An Englishman rolls over a piano, the octopus sits down and belts out a tune worthy of Billy Joel.

After that an Irishman hands the octopus a guitar and the octopus plays a solo Jimi Hendrix would be envious of.

A Scottsman hands the octopus some bagpipes. With a puzzled look on his face the octopus takes the bagpipes and turns them round in his tentacles a few times. Eventually the Scottsmas asks "Well?
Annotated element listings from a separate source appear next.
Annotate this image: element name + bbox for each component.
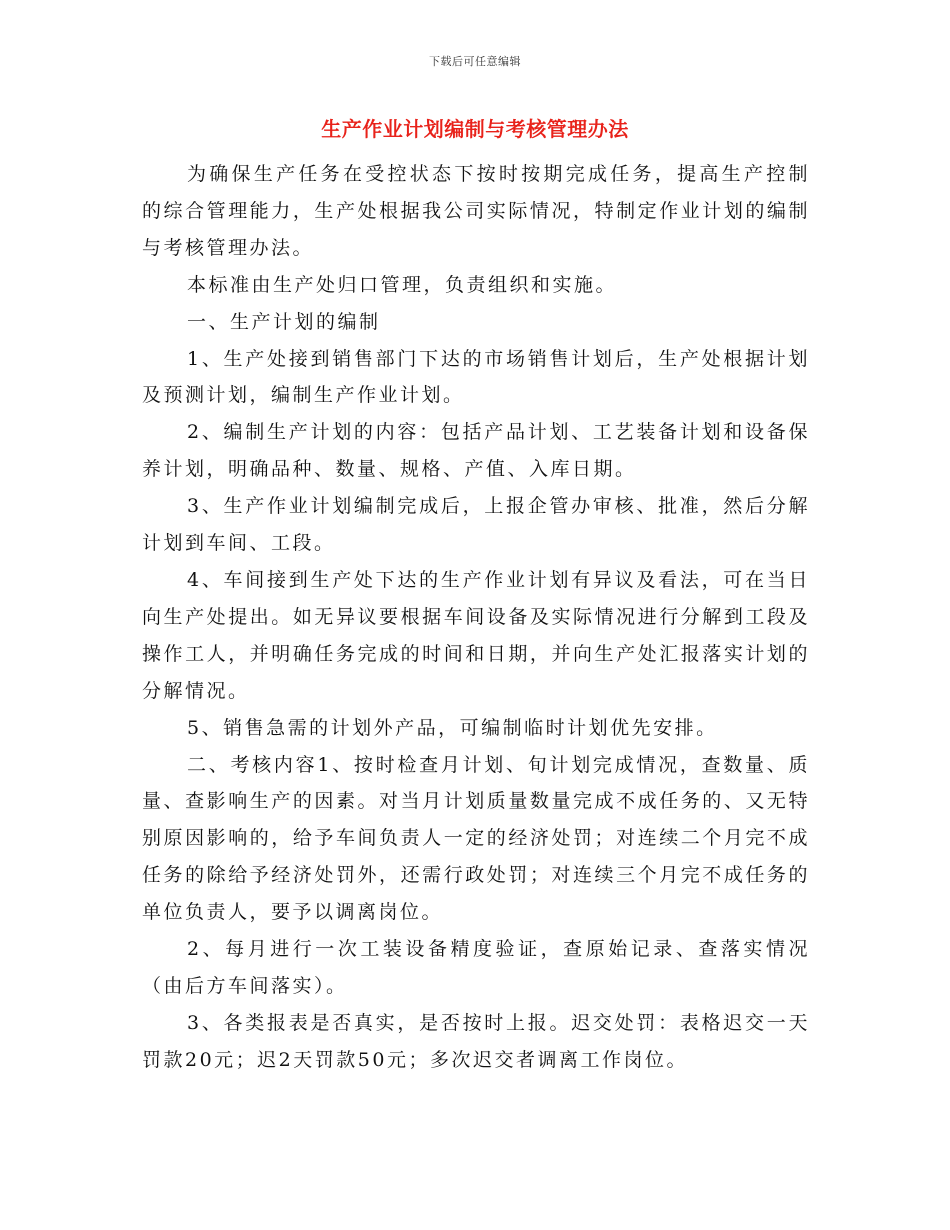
paragraph-item-1: 1、生产处接到销售部门下达的市场销售计划后，生产处根据计划及预测计划，编制生产作业计划。 [142,347,810,407]
paragraph-item-4: 4、车间接到生产处下达的生产作业计划有异议及看法，可在当日向生产处提出。如无异议要根据车间设备及实际情况进行分解到工段及操作工人，并明确任务完成的时间和日期，并向生产处汇报落实计划的分解情况。 [142,568,810,702]
paragraph-assessment-2: 2、每月进行一次工装设备精度验证，查原始记录、查落实情况（由后方车间落实）。 [142,938,810,997]
paragraph-intro: 为确保生产任务在受控状态下按时按期完成任务，提高生产控制的综合管理能力，生产处根据我公司实际情况，特制定作业计划的编制与考核管理办法。 [142,163,810,259]
document-body [142,156,810,1079]
section-heading-2: 二、考核内容1、按时检查月计划、旬计划完成情况，查数量、质量、查影响生产的因素。对当月计划质量数量完成不成任务的、又无特别原因影响的，给予车间负责人一定的经济处罚；对连续二个月完不成任务的除给予经济处罚外，还需行政处罚；对连续三个月完不成任务的单位负责人，要予以调离岗位。 [142,753,810,924]
paragraph-item-5: 5、销售急需的计划外产品，可编制临时计划优先安排。 [187,716,718,739]
section-heading-1: 一、生产计划的编制 [187,310,381,333]
paragraph-item-3: 3、生产作业计划编制完成后，上报企管办审核、批准，然后分解计划到车间、工段。 [142,495,810,555]
paragraph-assessment-3: 3、各类报表是否真实，是否按时上报。迟交处罚：表格迟交一天罚款20元；迟2天罚款50元；多次迟交者调离工作岗位。 [142,1011,810,1071]
paragraph-responsibility: 本标准由生产处归口管理，负责组织和实施。 [187,273,618,296]
paragraph-item-2: 2、编制生产计划的内容：包括产品计划、工艺装备计划和设备保养计划，明确品种、数量、规格、产值、入库日期。 [142,421,810,481]
header-note: 下载后可任意编辑 [429,55,521,68]
document-title: 生产作业计划编制与考核管理办法 [321,117,629,141]
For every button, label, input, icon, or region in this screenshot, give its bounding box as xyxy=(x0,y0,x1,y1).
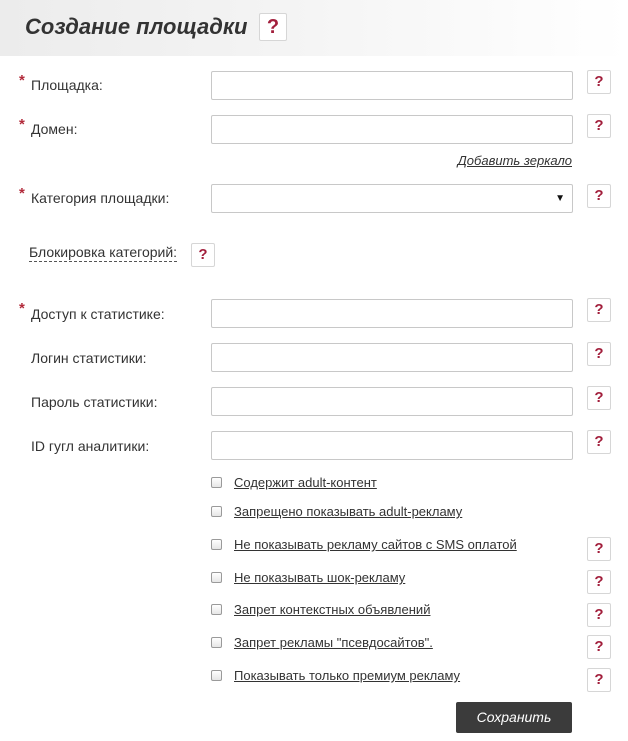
help-icon[interactable]: ? xyxy=(587,537,611,561)
adult-content-checkbox[interactable] xyxy=(211,477,222,488)
help-icon[interactable]: ? xyxy=(587,603,611,627)
save-button[interactable]: Сохранить xyxy=(456,702,572,733)
category-select[interactable] xyxy=(211,184,573,213)
adult-content-label[interactable]: Содержит adult-контент xyxy=(234,475,377,490)
required-mark: * xyxy=(19,72,25,89)
no-context-ads-checkbox[interactable] xyxy=(211,604,222,615)
no-sms-ads-checkbox[interactable] xyxy=(211,539,222,550)
stats-password-input[interactable] xyxy=(211,387,573,416)
help-icon[interactable]: ? xyxy=(587,430,611,454)
help-icon[interactable]: ? xyxy=(259,13,287,41)
no-adult-ads-label[interactable]: Запрещено показывать adult-рекламу xyxy=(234,504,463,519)
required-mark: * xyxy=(19,116,25,133)
stats-password-label: Пароль статистики: xyxy=(31,394,158,410)
help-icon[interactable]: ? xyxy=(587,570,611,594)
dropdown-arrow-icon: ▼ xyxy=(555,193,565,204)
site-label: Площадка: xyxy=(31,77,103,93)
ga-id-label: ID гугл аналитики: xyxy=(31,438,150,454)
ga-id-input[interactable] xyxy=(211,431,573,460)
block-categories-toggle[interactable]: Блокировка категорий: xyxy=(29,244,178,260)
stats-access-label: Доступ к статистике: xyxy=(31,306,165,322)
help-icon[interactable]: ? xyxy=(587,635,611,659)
help-icon[interactable]: ? xyxy=(587,184,611,208)
page-title: Создание площадки xyxy=(25,14,248,39)
premium-only-label[interactable]: Показывать только премиум рекламу xyxy=(234,668,461,683)
no-shock-ads-label[interactable]: Не показывать шок-рекламу xyxy=(234,570,406,585)
stats-access-input[interactable] xyxy=(211,299,573,328)
help-icon[interactable]: ? xyxy=(587,386,611,410)
help-icon[interactable]: ? xyxy=(191,243,215,267)
no-pseudo-sites-checkbox[interactable] xyxy=(211,637,222,648)
page-header xyxy=(0,0,628,56)
domain-label: Домен: xyxy=(31,121,78,137)
help-icon[interactable]: ? xyxy=(587,114,611,138)
no-adult-ads-checkbox[interactable] xyxy=(211,506,222,517)
no-pseudo-sites-label[interactable]: Запрет рекламы "псевдосайтов". xyxy=(234,635,433,650)
help-icon[interactable]: ? xyxy=(587,342,611,366)
help-icon[interactable]: ? xyxy=(587,668,611,692)
required-mark: * xyxy=(19,300,25,317)
required-mark: * xyxy=(19,185,25,202)
domain-input[interactable] xyxy=(211,115,573,144)
no-sms-ads-label[interactable]: Не показывать рекламу сайтов с SMS оплатой xyxy=(234,537,517,552)
no-shock-ads-checkbox[interactable] xyxy=(211,572,222,583)
site-input[interactable] xyxy=(211,71,573,100)
help-icon[interactable]: ? xyxy=(587,70,611,94)
stats-login-label: Логин статистики: xyxy=(31,350,147,366)
premium-only-checkbox[interactable] xyxy=(211,670,222,681)
help-icon[interactable]: ? xyxy=(587,298,611,322)
no-context-ads-label[interactable]: Запрет контекстных объявлений xyxy=(234,602,431,617)
stats-login-input[interactable] xyxy=(211,343,573,372)
add-mirror-link[interactable]: Добавить зеркало xyxy=(457,153,572,168)
category-label: Категория площадки: xyxy=(31,190,170,206)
Arent yeh goin' ta play it?", "Play it?" the octopus replies, "I'm gonna shag it as soon as I figure out how to get these pajamas off".
The Massassi-Map
There is no spoon.
2007-07-07, 5:12 AM #35
Originally posted by Veger:
How many Canadians does it take to screw in a lightbulb?

Answer does not exist, because the Canadians don't have a numerical system to count with.

...

Because they're Canadian.

Yes, I made it up.


i dont get it. are you one of the guys in the lynch mob or what
2007-07-07, 8:28 AM #36
how many canadians does it take to screw in a light bulb?

where's canada?
eat right, exercise, die anyway
2007-07-07, 9:00 AM #37
Clean up, aisle 6!
"Harriet, sweet Harriet - hard-hearted harbinger of haggis."
2007-07-07, 9:04 AM #38
Originally posted by fishstickz:
Bioshock


BIOSHOCK.
2007-07-07, 9:51 AM #39
How many snowboarders does it take to screw in a lightbulb?

Six; One to screw it in, one to hold the camera, and four to go "OOOOOOOH!"


How many skiers does it take to screw it into a lightbulb?

Six; One to screw it in and five to say "Nice turns, nice turns".
Ban Jin!
Nobody really needs work when you have awesome. - xhuxus
2007-07-07, 11:13 AM #40
Dude, it's "African American", not black man! Do you want the ACLU to start filing lawsuits against us? :tinfoil:
The cake is a lie... THE CAKE IS A LIE!!!!!